Integrated Bioeconomy System in Mekele
Mekele is the capital city of Tigray Region in the far north of Ethiopia 750 kilometers from Addis Ababa. Mekele’s environment represents much of Tigray with rocky, arid, high plains encircled by a chain of mountains. Tigray suffers from significant water shortages in drought years and has on average just 650 millimeters rainfall per year. The Mek’ele biofarm was one of the first demonstration farms established in 2003. It is located in the Mek’ele city limits and utilizes a natural stream that flows through the property for irrigation. In this site, BEA teaches farmers how to create water storage and ponds from a natural springs as well as build hand dug wells with hand pumps. Drip irrigation systems using plastic water bottles and other methods are taught to conserve water. Before the training many farmers rely solely on the intermittent rainfall for irrigation. This comprehensive site demonstrates honey processing, biogas digesters, descriptions of all seeds and plants, solar energy design, and other components of the Integrated Biofarm System. The use of chopped up Neem tree for pest control is encouraged to avoid chemical pesticides. Trainings happen about five times per year and the rest of the time follow-up is done on farms randomly selected by the Mekele BEA staff. As part of BEA’s goals to advocate for gender equity, one hundred women from a women’s community association called Marta Group were also trained on solar power and irrigation at the biofarm according to their interests. The manager states that 90% of farms they check are successfully applying some of the methods from IBS, primarily the diversification of crops. These successful farmers are rewarded with vegetable seeds provided by BEA.
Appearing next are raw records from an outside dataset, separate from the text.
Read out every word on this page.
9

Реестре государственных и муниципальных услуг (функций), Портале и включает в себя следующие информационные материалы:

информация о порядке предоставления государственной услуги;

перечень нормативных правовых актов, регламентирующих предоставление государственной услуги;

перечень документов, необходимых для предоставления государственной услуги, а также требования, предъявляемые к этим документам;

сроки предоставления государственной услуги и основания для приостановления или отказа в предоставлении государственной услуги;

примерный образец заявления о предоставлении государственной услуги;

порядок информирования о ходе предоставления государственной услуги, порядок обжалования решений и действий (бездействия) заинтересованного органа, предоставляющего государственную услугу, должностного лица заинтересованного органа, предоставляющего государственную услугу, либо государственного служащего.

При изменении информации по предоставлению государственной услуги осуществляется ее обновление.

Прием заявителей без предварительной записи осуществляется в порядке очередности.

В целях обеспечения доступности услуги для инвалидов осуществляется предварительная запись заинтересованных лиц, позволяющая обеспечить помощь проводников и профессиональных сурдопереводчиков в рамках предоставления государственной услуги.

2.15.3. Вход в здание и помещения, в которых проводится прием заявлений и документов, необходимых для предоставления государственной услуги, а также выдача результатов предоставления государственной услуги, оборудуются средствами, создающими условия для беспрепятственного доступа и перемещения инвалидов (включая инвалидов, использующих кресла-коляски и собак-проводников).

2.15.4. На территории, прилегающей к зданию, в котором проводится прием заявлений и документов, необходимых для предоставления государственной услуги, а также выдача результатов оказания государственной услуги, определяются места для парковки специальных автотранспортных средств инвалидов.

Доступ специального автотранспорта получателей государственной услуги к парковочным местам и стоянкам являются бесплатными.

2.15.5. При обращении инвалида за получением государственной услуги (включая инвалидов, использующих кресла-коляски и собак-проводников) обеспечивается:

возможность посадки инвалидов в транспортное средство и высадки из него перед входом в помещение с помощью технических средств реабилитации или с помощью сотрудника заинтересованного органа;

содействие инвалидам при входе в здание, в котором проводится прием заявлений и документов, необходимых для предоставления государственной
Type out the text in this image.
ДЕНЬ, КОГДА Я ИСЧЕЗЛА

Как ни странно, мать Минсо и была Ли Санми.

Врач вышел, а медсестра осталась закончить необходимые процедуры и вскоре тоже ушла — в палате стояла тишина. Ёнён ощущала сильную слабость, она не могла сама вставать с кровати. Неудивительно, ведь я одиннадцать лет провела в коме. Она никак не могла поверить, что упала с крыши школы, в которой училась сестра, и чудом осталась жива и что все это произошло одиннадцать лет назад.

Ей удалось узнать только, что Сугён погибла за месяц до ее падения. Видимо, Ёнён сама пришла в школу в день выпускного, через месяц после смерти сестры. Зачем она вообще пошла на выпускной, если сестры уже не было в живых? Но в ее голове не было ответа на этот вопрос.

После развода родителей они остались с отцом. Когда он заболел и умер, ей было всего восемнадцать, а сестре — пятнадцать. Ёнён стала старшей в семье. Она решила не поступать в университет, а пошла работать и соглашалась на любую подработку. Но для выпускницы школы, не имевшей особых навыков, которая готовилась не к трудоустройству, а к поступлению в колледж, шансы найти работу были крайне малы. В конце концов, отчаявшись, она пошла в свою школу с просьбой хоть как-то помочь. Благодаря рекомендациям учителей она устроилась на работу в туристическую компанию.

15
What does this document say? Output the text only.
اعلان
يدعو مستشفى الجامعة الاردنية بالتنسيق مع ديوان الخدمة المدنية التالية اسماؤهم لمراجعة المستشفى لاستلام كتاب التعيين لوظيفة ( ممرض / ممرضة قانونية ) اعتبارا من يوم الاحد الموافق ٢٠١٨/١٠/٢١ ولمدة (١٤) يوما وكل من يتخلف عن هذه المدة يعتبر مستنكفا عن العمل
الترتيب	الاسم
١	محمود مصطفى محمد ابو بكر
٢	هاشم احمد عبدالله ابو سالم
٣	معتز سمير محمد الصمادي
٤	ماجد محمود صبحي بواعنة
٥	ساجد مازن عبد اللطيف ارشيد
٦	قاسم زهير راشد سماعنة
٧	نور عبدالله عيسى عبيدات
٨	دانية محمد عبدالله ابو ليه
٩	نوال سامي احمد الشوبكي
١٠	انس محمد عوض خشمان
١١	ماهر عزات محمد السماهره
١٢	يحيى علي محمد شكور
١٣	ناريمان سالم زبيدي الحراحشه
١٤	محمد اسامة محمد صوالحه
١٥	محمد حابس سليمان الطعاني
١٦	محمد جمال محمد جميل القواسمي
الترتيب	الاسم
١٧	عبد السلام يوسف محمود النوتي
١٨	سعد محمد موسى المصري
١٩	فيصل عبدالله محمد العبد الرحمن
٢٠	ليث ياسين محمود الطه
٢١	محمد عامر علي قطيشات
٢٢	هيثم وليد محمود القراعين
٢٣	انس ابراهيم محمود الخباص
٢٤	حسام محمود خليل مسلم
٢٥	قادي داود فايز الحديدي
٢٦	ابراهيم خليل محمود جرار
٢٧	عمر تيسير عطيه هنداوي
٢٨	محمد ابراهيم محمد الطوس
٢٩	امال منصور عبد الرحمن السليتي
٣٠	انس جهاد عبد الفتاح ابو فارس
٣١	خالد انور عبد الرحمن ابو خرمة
Gebre Kiros Belay was trained four years ago at the Mek’ele biofarm. His farm had no house, no animals, and he was growing about four quintiles of wheat and teff only. He now has cattle, oxen, donkeys, chickens, two water pumps, beekeeping, dairy, and is growing 12 quintiles per hectare of teff, wheat, and barley. Gebre Kiros’s reported income has gone from 3000 birr to 35,000 birr per year (USD $176-$2,058). With his increased income he has built a two story house. BEA supported Gebre Kiros to develop a biogas system which provides all of his cooking fuel. He has trained eight farmers on his own farm about biogas, irrigation, and diversification. When asked about the family planning portion of the training he said he heard it but chose to have nine children because he “only has one brother and needs to contribute more”.
As one of the first model farmers trained by BEA, Gebre Kiros was selected to visit Switzerland for an ecofarming training alongside other BEA staff last summer. “My life has changed from the knowledge gained from Bioeconomy. Before it was difficult to provide food and healthcare but now it is not a problem to care for my family.”